Le paradoxe des conventions : "Mieux lotis si l'on est étranger"
L’autre argument saillant du syndicat repose sur l'inégalité de traitement liée aux conventions internationales, notamment avec la France. En vertu de ces accords, un avocat étranger ou un Marocain ayant acquis la qualité d’avocat en France peut s’inscrire au barreau marocain sans aucune limite d’âge.
La FDT dénonce une situation absurde où "le droit marocain exclut ses propres citoyens là où les conventions internationales ouvrent la porte aux étrangers". Le protocole franco-marocain permet ainsi une réciprocité dont les Marocains résidant au pays sont les seuls exclus.
L'exclusion des greffiers et des cadres juridiques des administrations publiques est également pointée du doigt. Alors que les anciens magistrats et professeurs universitaires bénéficient de dispenses et de passerelles, ceux qui manipulent le droit au quotidien dans les tribunaux sont contraints au concours général, souvent bloqués par la limite d'âge.
Dans un entretien avec Médias24, Youssef Aidi, secrétaire général de la FDT, a livré une comparaison avec le système français. "En France, les greffiers peuvent accéder à la profession d'avocat sans concours après huit ans de service effectif, moyennant des frais d'adhésion de 500 euros. Au Maroc, non seulement ils sont privés de ce droit, mais s'ils réussissent le concours, on leur impose des 'droits d'adhésion' astronomiques. À Tanger, cela atteint 300.000 DH".
Face à ce constat de "discrimination anticonstitutionnelle", le syndicat a demandé au Conseil de la concurrence des recommandations fermes pour :
- supprimer la limite d'âge pour l'accès au concours d'avocat ;
- lever les restrictions d'âge pour les professeurs universitaires souhaitant intégrer la profession ;
- inclure les greffiers et cadres juridiques de l'administration dans les listes des professions bénéficiant de passerelles directes, à l'instar des magistrats.
L'avis du Conseil peut-il suspendre un examen législatif en cours ?
Si des sources proches du dossier s’interrogent encore sur la portée juridique exacte d’un avis qui ne résulte pas d’une saisine gouvernementale, la démarche d'Ahmed Rahhou s’apparente à un rappel à l’ordre institutionnel. Le régulateur entend réaffirmer une disposition centrale de la loi, celle de l’obligation pour l’Exécutif de le consulter pour toute réforme législative touchant un marché ou, comme c’est le cas ici, une profession réglementée.

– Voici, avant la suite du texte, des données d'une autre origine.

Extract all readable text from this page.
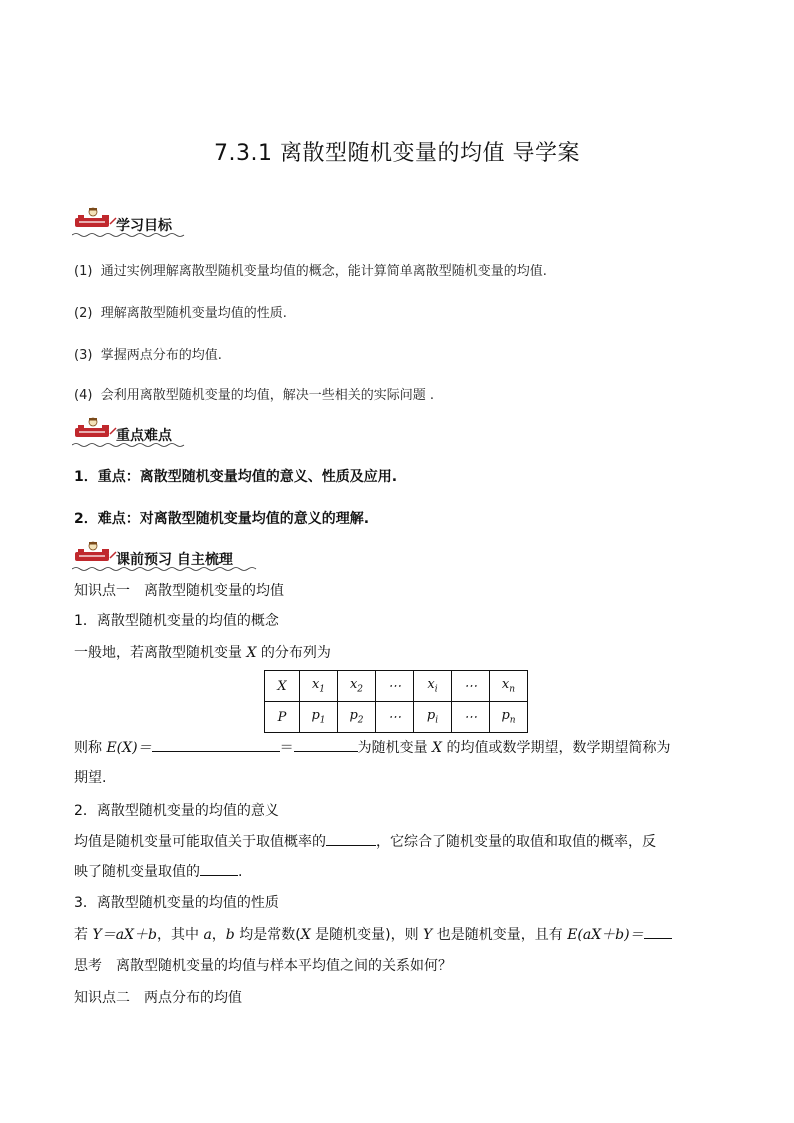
7.3.1 离散型随机变量的均值 导学案
学习目标
(1) 通过实例理解离散型随机变量均值的概念，能计算简单离散型随机变量的均值.
(2) 理解离散型随机变量均值的性质.
(3) 掌握两点分布的均值.
(4) 会利用离散型随机变量的均值，解决一些相关的实际问题 .
重点难点
1．重点：离散型随机变量均值的意义、性质及应用.
2．难点：对离散型随机变量均值的意义的理解.
课前预习 自主梳理
知识点一　离散型随机变量的均值
1．离散型随机变量的均值的概念
一般地，若离散型随机变量 X 的分布列为
X	$x_1$	$x_2$	⋯	$x_i$	⋯	$x_n$
P	$p_1$	$p_2$	⋯	$p_i$	⋯	$p_n$
则称 E(X)＝	＝	为随机变量 X 的均值或数学期望，数学期望简称为
期望.
2．离散型随机变量的均值的意义
均值是随机变量可能取值关于取值概率的	，它综合了随机变量的取值和取值的概率，反
映了随机变量取值的	.
3．离散型随机变量的均值的性质
若 Y＝aX＋b，其中 a，b 均是常数(X 是随机变量)，则 Y 也是随机变量，且有 E(aX＋b)＝
思考　离散型随机变量的均值与样本平均值之间的关系如何？
知识点二　两点分布的均值
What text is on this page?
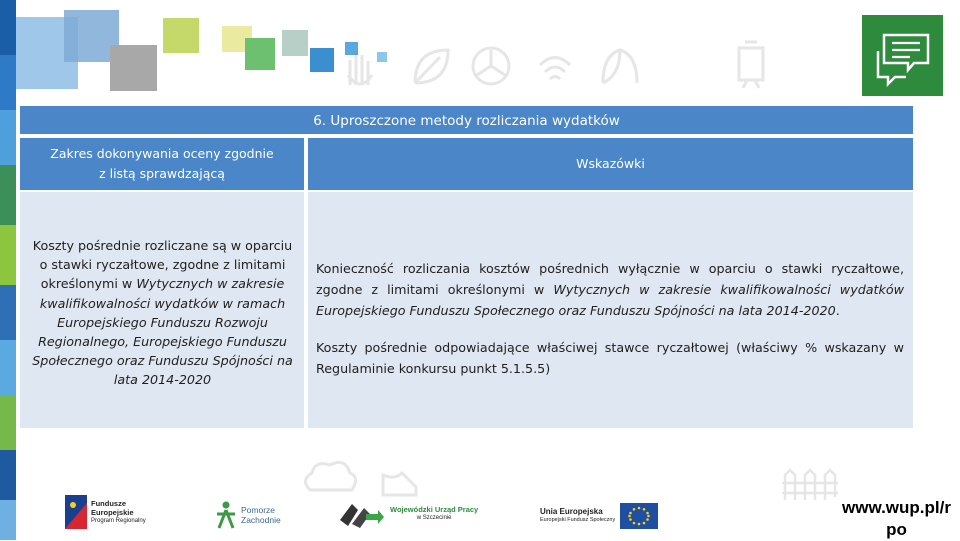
6. Uproszczone metody rozliczania wydatków
Zakres dokonywania oceny zgodnie
z listą sprawdzającą
Wskazówki
Koszty pośrednie rozliczane są w oparciu o stawki ryczałtowe, zgodne z limitami określonymi w Wytycznych w zakresie kwalifikowalności wydatków w ramach Europejskiego Funduszu Rozwoju Regionalnego, Europejskiego Funduszu Społecznego oraz Funduszu Spójności na lata 2014-2020

Konieczność rozliczania kosztów pośrednich wyłącznie w oparciu o stawki ryczałtowe, zgodne z limitami określonymi w Wytycznych w zakresie kwalifikowalności wydatków Europejskiego Funduszu Społecznego oraz Funduszu Spójności na lata 2014-2020.

Koszty pośrednie odpowiadające właściwej stawce ryczałtowej (właściwy % wskazany w Regulaminie konkursu punkt 5.1.5.5)

Fundusze
Europejskie
Program Regionalny
Pomorze
Zachodnie
Wojewódzki Urząd Pracy
w Szczecinie
Unia Europejska
Europejski Fundusz Społeczny
www.wup.pl/r
po
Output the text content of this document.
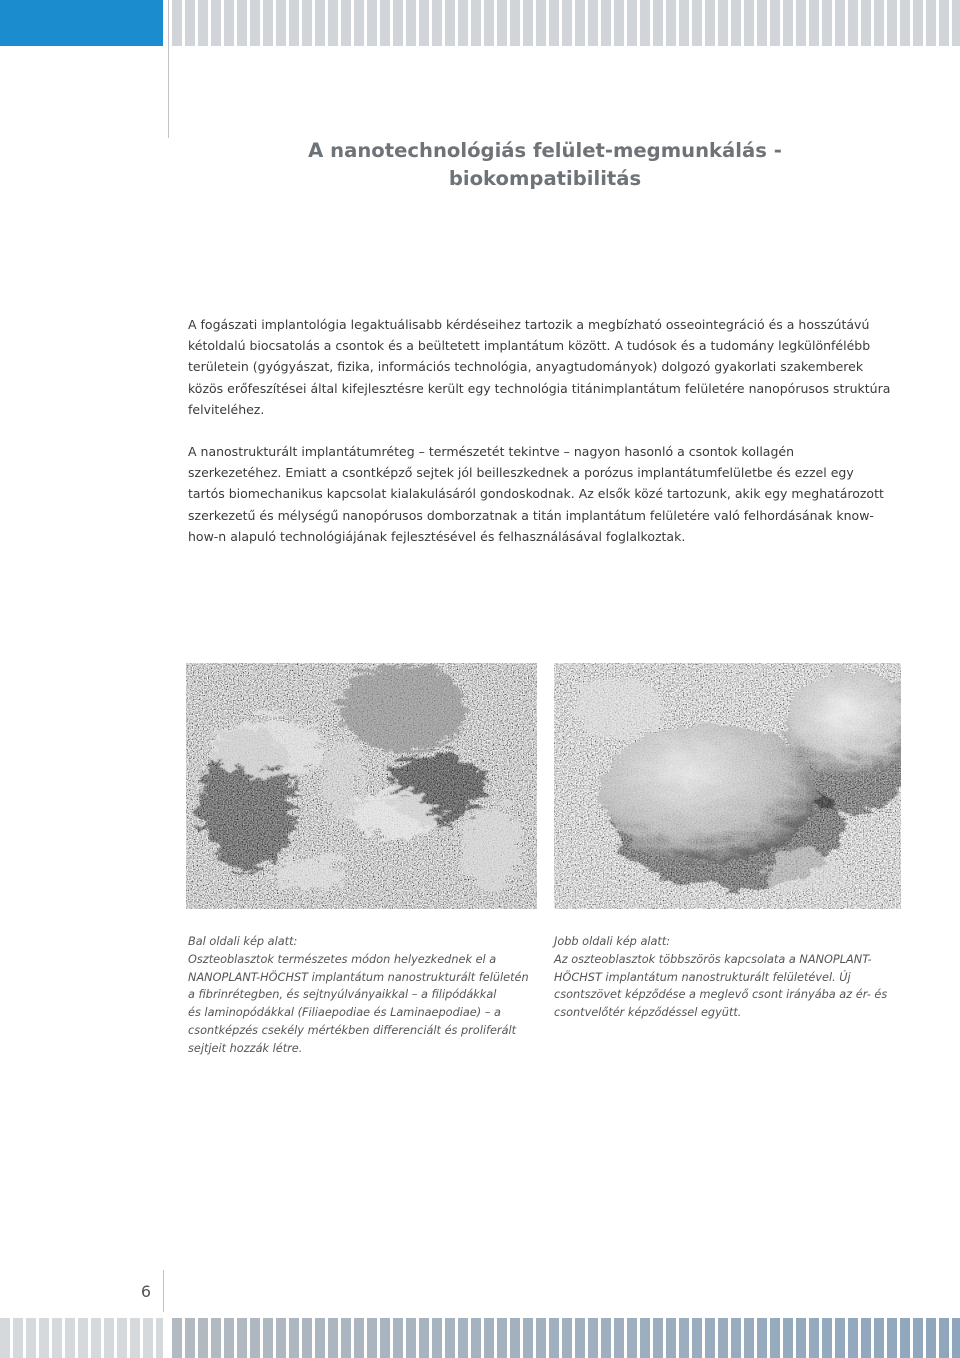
A nanotechnológiás felület-megmunkálás -
biokompatibilitás
A fogászati implantológia legaktuálisabb kérdéseihez tartozik a megbízható osseointegráció és a hosszútávú
kétoldalú biocsatolás a csontok és a beültetett implantátum között. A tudósok és a tudomány legkülönfélébb
területein (gyógyászat, fizika, információs technológia, anyagtudományok) dolgozó gyakorlati szakemberek
közös erőfeszítései által kifejlesztésre került egy technológia titánimplantátum felületére nanopórusos struktúra
felviteléhez.
A nanostrukturált implantátumréteg – természetét tekintve – nagyon hasonló a csontok kollagén
szerkezetéhez. Emiatt a csontképző sejtek jól beilleszkednek a porózus implantátumfelületbe és ezzel egy
tartós biomechanikus kapcsolat kialakulásáról gondoskodnak. Az elsők közé tartozunk, akik egy meghatározott
szerkezetű és mélységű nanopórusos domborzatnak a titán implantátum felületére való felhordásának know-
how-n alapuló technológiájának fejlesztésével és felhasználásával foglalkoztak.
Bal oldali kép alatt:
Oszteoblasztok természetes módon helyezkednek el a
NANOPLANT-HÖCHST implantátum nanostrukturált felületén
a fibrinrétegben, és sejtnyúlványaikkal – a filipódákkal
és laminopódákkal (Filiaepodiae és Laminaepodiae) – a
csontképzés csekély mértékben differenciált és proliferált
sejtjeit hozzák létre.
Jobb oldali kép alatt:
Az oszteoblasztok többszörös kapcsolata a NANOPLANT-
HÖCHST implantátum nanostrukturált felületével. Új
csontszövet képződése a meglevő csont irányába az ér- és
csontvelőtér képződéssel együtt.
6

Selon Maître Omar Bendjelloun, avocat au barreau de Rabat, le processus législatif devra s'arrêter en attendant l'avis du Conseil.
Adopté par la Chambre des représentants le 19 mai 2026, le projet de loi a été présenté lundi 25 mai devant la Commission de la justice, de la législation et des droits de l'homme de la Chambre des conseillers.
L'avis attendu fin juin pourrait donc bien obliger le législateur à reconsidérer des points centraux du projet de loi 66.23.